With regards to problems of accreditation, polling officials required monitors to produce additional supporting documents such as a letter from ECZ or reject monitor accreditation badges because they lacked a picture (neither of which was a requirement). Incidents of monitors being denied entry to polling stations were reported in Central, Copperbelt, Luapula, Lusaka, North Western, Southern and Western provinces. CSEC would like to commend the timely intervention of ECZ to correct such inconsistency in the application of procedures to access polling stations by domestic monitors. Ultimately, all CSEC monitors were able to gain access to polling streams.
However, the overall number of critical incidents was relatively few across the country and did not fundamentally undermine the credibility of the overall process.
Again, based on reports from our monitors in every province, district and constituency of the country, CSEC notes that so far the election process, while not perfect, has been generally smooth and peaceful. Vigilance must continue to help ensure the credibility of the collation and announcement of results.
CSEC monitors are still at constituency collation centres across the country as well as at Mulungushi Conference Centre in Lusaka observing the results collation process and CSEC will issue additional statements on the process as warranted. CSEC will continue to conduct its activities in accordance with the Laws of Zambia and the ECZ’s Code of Conduct and to provide the ECZ, political contestants and the people of Zambia with impartial and independent information on the conduct of the 2011 Tripartite Elections.
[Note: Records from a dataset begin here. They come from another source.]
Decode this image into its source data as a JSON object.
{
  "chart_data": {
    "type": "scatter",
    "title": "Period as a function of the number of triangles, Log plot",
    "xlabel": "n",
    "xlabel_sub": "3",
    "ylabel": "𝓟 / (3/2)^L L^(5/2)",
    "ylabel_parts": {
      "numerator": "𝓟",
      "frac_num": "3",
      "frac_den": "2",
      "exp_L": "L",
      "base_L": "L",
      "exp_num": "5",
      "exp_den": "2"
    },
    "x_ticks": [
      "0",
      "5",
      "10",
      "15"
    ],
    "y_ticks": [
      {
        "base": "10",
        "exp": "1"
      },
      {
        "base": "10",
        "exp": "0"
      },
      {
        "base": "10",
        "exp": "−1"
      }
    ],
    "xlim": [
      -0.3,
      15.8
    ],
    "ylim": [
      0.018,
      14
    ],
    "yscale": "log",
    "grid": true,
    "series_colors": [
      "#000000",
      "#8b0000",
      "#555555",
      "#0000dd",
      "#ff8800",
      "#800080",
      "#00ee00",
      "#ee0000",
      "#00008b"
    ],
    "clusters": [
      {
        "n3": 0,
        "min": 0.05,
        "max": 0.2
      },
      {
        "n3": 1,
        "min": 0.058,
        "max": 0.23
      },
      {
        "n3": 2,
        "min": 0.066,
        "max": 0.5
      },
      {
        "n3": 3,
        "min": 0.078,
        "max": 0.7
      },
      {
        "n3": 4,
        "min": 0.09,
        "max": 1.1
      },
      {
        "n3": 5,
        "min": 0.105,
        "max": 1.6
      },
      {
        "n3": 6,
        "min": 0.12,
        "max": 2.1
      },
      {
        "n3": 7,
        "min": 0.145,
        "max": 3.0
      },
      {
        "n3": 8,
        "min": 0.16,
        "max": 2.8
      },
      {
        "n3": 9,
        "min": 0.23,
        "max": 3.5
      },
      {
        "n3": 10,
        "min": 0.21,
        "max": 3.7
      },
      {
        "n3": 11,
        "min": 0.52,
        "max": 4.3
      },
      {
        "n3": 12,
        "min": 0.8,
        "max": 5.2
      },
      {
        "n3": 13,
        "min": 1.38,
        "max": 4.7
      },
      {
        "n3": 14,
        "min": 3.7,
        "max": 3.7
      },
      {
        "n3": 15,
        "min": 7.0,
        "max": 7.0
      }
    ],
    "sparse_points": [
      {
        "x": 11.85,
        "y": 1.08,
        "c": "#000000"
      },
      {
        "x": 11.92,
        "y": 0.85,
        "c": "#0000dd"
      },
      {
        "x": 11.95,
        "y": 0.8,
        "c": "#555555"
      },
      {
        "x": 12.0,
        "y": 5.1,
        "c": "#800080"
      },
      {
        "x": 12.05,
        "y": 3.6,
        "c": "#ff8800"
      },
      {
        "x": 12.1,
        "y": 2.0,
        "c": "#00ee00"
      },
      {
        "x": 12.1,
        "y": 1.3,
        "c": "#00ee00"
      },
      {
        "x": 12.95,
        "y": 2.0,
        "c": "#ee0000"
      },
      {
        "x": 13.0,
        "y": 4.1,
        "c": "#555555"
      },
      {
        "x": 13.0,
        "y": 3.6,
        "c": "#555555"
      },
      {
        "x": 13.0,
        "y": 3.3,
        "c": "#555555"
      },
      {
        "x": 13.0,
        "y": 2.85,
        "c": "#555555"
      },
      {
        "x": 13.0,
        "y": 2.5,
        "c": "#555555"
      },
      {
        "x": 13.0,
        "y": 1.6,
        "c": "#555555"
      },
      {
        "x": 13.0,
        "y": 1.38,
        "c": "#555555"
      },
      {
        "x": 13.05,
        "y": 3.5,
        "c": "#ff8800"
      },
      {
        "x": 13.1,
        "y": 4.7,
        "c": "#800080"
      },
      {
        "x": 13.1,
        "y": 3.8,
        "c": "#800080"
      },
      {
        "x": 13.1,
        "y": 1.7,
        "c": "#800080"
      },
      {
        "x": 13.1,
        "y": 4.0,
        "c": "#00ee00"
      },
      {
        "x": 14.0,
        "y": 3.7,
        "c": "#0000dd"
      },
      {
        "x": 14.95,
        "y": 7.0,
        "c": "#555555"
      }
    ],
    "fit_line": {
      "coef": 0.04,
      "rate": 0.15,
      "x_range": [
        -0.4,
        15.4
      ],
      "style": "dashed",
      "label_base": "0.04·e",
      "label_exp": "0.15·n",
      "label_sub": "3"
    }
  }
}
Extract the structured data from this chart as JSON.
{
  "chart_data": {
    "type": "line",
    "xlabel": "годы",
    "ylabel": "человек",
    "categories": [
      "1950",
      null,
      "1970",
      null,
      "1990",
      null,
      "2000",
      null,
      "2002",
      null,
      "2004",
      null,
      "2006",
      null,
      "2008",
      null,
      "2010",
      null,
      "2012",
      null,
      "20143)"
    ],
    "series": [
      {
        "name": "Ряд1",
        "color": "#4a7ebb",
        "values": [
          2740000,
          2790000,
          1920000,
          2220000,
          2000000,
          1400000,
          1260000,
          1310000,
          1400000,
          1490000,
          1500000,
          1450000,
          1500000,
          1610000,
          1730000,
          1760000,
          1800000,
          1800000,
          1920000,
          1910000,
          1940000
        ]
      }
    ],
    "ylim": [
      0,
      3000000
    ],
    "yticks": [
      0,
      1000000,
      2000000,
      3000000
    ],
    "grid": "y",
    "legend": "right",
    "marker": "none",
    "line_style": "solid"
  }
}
In order to provide even greater transparency and help ensure acceptance of the results by all political contestants, CSEC encourages the ECZ to go beyond its past practice and publicly release in Lusaka (at the Mulungushi Conference Centre and on the Internet) the official polling station-level results for each of the 6,454 polling stations. While not required, such an extraordinary step on the part of the ECZ would enable the thousands of polling agents who have been given official copies of the polling station results to compare their figures not only with what is announced at the constituency collation centres, but ultimately by the ECZ in Lusaka and will leave no doubt that the official results as collated by the ECZ reflect the ballots cast by voters across the country.
Finally, the entire CSEC Steering Committee calls on all political leaders, their supporters and the public in general to remain calm and peaceful as the ECZ collates the final results. This is a difficult time as the fates of the candidates hang in the balance. However, Zambia is a peaceful nation and led the way in southern Africa in regards to multiparty elections. Again, we thank the voters for turning out and participating in the democratic process and to the ECZ officials who managed the more than 9,000 polling streams across the country.